Quando perguntávamos seu nome ele dizia que era Roberto (vou usar um pseudônimo), sem sobrenome. Passamos a chama-lo pelo nome que ele nos disse, pesquisas foram feitas e não encontramos mais informações oficiais sobre ele. Roberto por conta dos percalços da vida tinha muitas questões clínica. Depois de, aproximadamente, quatro meses, Roberto morreu. A preparação do seu corpo, velório, flores, enterro e lápide foram ajeitados e custeados pela gestão e pelos trabalhadores do CAPS, já que ele não tinha família conhecida para entrar em contato.

No dia do enterro, estava a equipe do CAPS e o coordenador de saúde mental, fizemos uma oração e nos despedimos de Roberto. Ele morreu com um nome, portanto não indigente, e com uma história que pode ser contada, ele passou da invisibilidade para um ser presente, que afetou as pessoas e foi afetado por elas. Pelo menos, nos últimos meses de vida ele pode ser visto como uma pessoa, morreu com um nome.

Lembro de Franco Basaglia quando escreveu que o cuidado em saúde mental olha o sujeito e não a doença, a pessoa passa a ser denominada pelo seu nome e não pela sua doença. Lembro também de Arthur Bispo do Rosário que bordou o nome das pessoas com quem convivia em seus mantos e objetos.

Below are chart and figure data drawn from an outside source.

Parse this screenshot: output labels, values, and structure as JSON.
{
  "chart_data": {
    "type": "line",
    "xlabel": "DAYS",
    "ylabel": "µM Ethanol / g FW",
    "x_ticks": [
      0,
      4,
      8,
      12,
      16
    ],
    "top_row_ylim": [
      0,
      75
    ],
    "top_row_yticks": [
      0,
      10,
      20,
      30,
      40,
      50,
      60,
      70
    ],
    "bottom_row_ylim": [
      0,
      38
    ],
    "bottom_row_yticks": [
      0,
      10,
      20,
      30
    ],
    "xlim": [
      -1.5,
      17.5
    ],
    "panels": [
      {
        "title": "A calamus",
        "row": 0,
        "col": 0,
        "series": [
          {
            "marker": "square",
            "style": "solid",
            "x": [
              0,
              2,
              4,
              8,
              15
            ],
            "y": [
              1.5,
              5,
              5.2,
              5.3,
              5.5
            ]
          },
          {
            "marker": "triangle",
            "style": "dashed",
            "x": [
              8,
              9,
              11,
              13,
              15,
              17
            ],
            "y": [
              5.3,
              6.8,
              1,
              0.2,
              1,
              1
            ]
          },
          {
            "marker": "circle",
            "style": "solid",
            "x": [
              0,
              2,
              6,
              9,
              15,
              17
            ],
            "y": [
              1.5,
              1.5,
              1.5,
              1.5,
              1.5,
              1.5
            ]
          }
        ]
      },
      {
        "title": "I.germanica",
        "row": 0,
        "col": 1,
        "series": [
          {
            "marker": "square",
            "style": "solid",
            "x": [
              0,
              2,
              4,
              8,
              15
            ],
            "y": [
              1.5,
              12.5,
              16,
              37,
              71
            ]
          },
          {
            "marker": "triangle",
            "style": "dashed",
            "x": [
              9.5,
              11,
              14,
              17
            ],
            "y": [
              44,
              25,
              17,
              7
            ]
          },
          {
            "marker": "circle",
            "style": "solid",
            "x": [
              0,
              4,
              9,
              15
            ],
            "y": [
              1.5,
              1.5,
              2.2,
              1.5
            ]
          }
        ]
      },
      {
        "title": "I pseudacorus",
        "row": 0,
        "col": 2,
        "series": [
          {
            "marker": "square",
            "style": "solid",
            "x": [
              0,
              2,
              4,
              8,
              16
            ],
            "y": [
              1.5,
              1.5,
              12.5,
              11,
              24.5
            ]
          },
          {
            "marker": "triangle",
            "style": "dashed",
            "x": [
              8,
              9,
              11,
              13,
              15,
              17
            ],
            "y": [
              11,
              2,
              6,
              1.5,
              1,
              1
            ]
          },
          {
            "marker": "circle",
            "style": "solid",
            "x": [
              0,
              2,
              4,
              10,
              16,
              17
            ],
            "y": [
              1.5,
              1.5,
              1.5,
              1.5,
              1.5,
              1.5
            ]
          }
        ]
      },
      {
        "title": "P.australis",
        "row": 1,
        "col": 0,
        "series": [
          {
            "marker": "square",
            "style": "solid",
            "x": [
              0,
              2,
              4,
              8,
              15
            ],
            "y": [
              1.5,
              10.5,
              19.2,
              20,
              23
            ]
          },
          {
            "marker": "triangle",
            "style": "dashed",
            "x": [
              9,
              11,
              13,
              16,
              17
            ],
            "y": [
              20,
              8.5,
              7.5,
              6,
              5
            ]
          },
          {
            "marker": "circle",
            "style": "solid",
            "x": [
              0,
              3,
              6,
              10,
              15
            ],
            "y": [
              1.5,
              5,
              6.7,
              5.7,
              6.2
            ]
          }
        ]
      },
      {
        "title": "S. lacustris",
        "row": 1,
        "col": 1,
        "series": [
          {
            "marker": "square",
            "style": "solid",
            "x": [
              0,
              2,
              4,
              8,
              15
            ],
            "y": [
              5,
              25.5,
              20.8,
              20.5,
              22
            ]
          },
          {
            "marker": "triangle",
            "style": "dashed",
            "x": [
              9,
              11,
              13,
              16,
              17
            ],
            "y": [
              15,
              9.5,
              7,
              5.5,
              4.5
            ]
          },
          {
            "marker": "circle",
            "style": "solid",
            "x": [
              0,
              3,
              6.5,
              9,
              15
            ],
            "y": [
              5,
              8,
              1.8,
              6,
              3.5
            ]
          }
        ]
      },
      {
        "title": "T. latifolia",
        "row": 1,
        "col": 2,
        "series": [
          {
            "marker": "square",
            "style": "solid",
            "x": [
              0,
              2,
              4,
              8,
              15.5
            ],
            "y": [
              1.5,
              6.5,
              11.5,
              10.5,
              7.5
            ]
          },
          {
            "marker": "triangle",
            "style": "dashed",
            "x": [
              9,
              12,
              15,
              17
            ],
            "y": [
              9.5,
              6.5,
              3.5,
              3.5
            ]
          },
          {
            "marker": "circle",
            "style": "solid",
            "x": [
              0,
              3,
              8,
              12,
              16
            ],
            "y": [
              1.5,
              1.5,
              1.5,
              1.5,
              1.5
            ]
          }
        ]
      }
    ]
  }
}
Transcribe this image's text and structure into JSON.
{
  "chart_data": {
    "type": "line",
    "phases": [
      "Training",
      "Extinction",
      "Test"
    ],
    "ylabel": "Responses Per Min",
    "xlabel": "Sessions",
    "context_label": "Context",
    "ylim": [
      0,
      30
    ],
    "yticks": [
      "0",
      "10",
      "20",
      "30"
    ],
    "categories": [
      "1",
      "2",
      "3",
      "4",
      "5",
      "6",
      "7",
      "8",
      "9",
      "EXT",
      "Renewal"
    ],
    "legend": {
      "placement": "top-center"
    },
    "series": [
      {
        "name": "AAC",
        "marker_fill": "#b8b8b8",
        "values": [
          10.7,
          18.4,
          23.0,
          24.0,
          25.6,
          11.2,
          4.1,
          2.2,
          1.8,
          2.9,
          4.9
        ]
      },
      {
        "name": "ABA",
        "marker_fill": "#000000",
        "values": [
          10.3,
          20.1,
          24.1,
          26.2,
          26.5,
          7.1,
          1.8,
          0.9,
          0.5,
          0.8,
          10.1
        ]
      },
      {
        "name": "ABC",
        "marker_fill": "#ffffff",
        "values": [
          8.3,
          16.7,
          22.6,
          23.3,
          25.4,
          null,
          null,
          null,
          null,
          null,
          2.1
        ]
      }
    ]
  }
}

As pessoas comuns com quem convivia. Com essa ação, elas passaram a existir enquanto memória e sua passagem pela terra pode ser lembrada.

Isso aconteceu nos primeiros meses de trabalho no CAPS, esse acontecimento me marcou no sentido que uma ação que pode ser considerada pequena, chamar a pessoa pelo nome e proporcionar uma morte digna, pode transformar um ser em pessoa. E foi a essa nossa breve contribuição para a vida de Roberto. Que agora pode ser celebrada.